Che cosa terribile, essere una donna innamorata.

 

Trasalì quando due braccia storte la cinsero da dietro.

Nello stesso identico modo in cui Thomas l’aveva abbracciata, quattro giorni prima, davanti a quella porta.

Deglutì.

 

Sei invidioso di tutte le attenzioni che dedico a quell’uomo?
Eri invidioso da vivo delle attenzioni che lui dedicava agli altri.

E persino ora, tu… vorresti tutte le attenzioni per te? Le mie?

Le hai sempre avute. Ed, le hai…

 

Ma non era davvero Ed, per quanto gli assomigliasse.

 

L’invidia era un peccato capitale.
Lo sapeva. Lei era vissuta durante l’età del Dio della Croce.
Sua madre era stata una fervente devota, e lei stessa aveva passato tutte le Domeniche in chiesa.

 

“Hai così tanta invidia, tu. Non ti lascia in pace neanche dopo la morte. Penso sia una cosa molto triste.”

 

L’abbraccio si strinse, automaticamente, a quelle parole.
Dante sospirò, cercando di cacciar via la nausea e riprendendo a sfogliare gli appunti di suo marito.

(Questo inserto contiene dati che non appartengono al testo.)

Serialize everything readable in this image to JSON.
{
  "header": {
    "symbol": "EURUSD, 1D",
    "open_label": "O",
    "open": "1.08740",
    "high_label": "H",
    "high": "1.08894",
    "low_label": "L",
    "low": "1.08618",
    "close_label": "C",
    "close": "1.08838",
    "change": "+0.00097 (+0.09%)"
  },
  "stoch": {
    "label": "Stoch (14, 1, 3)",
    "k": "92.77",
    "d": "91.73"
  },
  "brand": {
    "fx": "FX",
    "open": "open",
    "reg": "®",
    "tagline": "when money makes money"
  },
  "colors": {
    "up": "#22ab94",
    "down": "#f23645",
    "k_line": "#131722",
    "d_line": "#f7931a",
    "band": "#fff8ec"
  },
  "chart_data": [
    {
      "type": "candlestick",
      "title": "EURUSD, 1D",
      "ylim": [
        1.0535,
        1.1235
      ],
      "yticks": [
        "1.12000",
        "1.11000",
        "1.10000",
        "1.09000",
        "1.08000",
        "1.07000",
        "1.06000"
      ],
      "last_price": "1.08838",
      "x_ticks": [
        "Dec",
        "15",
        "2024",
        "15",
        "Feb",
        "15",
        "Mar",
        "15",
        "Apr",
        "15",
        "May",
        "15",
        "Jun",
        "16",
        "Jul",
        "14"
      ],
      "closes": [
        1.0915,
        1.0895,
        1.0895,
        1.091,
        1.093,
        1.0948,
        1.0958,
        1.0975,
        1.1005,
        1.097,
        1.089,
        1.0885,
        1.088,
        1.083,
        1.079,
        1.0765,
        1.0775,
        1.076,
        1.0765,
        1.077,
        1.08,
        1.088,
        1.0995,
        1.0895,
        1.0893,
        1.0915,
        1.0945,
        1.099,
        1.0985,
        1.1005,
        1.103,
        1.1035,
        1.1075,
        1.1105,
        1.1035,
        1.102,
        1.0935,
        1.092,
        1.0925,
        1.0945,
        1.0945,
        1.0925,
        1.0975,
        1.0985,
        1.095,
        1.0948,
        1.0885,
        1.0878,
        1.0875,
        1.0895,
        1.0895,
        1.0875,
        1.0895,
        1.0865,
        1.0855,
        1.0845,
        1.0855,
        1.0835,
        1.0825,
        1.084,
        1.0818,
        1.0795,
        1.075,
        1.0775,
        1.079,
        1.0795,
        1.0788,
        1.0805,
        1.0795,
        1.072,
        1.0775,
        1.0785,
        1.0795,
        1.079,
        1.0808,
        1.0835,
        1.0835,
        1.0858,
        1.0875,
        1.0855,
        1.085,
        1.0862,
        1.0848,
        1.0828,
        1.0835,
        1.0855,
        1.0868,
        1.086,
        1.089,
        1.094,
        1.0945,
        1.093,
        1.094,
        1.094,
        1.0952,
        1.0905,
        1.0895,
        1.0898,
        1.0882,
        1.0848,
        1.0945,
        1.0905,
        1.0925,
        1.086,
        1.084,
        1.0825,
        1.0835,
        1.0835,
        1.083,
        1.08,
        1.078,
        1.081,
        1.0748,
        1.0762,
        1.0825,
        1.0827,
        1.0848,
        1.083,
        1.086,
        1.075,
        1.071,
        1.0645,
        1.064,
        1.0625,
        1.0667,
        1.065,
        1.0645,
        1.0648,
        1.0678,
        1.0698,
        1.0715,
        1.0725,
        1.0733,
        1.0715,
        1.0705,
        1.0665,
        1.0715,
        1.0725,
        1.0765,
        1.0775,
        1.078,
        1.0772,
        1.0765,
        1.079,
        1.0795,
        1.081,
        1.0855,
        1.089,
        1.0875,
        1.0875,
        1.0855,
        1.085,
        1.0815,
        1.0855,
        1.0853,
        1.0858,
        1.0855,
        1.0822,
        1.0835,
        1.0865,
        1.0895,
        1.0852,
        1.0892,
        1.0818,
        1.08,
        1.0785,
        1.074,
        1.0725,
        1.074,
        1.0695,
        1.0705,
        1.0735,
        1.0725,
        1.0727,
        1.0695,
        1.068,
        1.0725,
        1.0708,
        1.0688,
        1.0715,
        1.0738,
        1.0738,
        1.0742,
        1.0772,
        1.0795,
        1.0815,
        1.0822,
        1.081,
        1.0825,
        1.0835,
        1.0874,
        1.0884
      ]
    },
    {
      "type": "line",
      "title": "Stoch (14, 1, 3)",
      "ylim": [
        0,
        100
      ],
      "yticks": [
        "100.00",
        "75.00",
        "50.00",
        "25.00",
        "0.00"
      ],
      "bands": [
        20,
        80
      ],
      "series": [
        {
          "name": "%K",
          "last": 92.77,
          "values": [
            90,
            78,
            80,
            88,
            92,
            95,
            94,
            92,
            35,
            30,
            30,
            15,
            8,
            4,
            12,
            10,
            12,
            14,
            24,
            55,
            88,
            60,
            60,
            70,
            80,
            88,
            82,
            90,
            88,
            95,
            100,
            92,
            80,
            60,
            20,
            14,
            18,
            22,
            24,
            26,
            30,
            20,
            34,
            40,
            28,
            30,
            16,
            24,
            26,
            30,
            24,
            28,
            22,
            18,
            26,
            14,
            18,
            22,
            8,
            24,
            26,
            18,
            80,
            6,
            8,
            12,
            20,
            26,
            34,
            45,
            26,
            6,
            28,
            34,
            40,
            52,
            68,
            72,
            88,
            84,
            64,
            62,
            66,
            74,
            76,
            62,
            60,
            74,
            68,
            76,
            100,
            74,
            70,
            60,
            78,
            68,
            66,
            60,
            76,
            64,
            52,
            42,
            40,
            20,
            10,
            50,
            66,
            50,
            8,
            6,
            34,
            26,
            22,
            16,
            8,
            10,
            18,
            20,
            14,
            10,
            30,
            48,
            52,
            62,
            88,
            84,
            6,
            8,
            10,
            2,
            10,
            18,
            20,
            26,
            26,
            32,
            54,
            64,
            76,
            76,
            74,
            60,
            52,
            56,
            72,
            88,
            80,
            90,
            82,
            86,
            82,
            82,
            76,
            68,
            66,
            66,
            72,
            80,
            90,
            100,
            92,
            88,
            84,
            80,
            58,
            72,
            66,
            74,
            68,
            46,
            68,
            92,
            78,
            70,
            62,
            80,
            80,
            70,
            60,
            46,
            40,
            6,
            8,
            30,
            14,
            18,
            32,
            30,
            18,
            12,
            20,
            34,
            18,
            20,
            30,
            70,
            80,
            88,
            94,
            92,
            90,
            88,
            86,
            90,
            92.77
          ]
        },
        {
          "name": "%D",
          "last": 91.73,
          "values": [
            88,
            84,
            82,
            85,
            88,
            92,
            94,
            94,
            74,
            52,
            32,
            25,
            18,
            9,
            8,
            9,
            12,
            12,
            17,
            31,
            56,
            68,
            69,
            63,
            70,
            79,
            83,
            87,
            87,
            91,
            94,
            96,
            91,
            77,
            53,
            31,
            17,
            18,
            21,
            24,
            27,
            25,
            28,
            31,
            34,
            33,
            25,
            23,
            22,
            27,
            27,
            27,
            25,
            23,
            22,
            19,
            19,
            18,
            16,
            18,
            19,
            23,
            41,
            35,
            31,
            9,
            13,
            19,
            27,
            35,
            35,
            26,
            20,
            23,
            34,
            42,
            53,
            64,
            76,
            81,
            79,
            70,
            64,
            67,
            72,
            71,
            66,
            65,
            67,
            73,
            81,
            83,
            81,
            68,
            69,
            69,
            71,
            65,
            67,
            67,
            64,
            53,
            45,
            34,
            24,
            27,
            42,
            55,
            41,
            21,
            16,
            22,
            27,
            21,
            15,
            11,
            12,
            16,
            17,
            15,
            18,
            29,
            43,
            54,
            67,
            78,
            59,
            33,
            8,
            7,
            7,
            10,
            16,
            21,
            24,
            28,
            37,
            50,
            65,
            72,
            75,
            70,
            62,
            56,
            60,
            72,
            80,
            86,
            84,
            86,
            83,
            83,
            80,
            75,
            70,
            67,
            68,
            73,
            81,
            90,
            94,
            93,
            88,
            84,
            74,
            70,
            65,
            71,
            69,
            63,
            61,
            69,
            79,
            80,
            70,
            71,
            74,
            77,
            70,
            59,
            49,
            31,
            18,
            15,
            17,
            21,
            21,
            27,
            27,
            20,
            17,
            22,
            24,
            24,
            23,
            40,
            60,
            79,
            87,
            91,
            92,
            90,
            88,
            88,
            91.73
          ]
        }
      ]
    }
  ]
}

Che era stato invidioso di Dio.

 

Povero Ed.

 

Aveva vissuto nell’invidia per gli studenti di suo padre.
Era morto per l’invidia di sua madre nei confronti dei libri, che ricevevano sempre più attenzioni di lei.
Ed era stato strappato dall’eterno riposo dall’invidia che suo padre provava verso Dio.

 

Erano stati una famiglia logorata dall’invidia, loro.

 

Senza dubbio una cosa molto triste.
Dal profondo del suo cuore immortale, Dante provò pena.

 

“Lasciami andare, Envy.”

 

Appropriato.

 

Tuttavia, mai obbediente, l’Invidia seppellì il volto contornato di dorato nella sua spalla.

 

 

 

Sulle scale, ormai sveglio, Thomas ascoltava diligentemente.

Con orecchio teso e cuore in tumulto.

 


A/N: Che ci si creda o meno, sono ancora viva. Di questo non riuscivo a scrivere la prima parte. Me sorry °_°” Thomas non è in alcun modo un OC. Cribbio. Coff. Ehm, Dante cristiana. Era appropriato, suppongo. Ha abbandonato la sua religione dopo che questa è caduta, per amore di Hohem-coso. Il prossimo capitolo sarà: Act 5. Greed. Everything you see you think you need. In cui, finalmente, il neo-nato Envy acquisisce una coscienza.

Non mi piace affrettare troppo le cose. Vedendo com’è cresciuta gradualmente Sloth, all’inizio era proprio… animalesca, ecco. Personalmente, amo Thomas.

L’intero capitolo è ispirato da Fma Reflections, parte 5: Sin. Guardatelo. E’ disponibile su youtube.

P.S. Why wouldst thou be a breeder of sinners? È una citazione dell’Amleto di Shakespear. Amleto parla ad Ophelia, consigliandole di farsi suora. Perché se avrà figli, saranno certamente peccatori. Perché ogni uomo lo è, in fondo.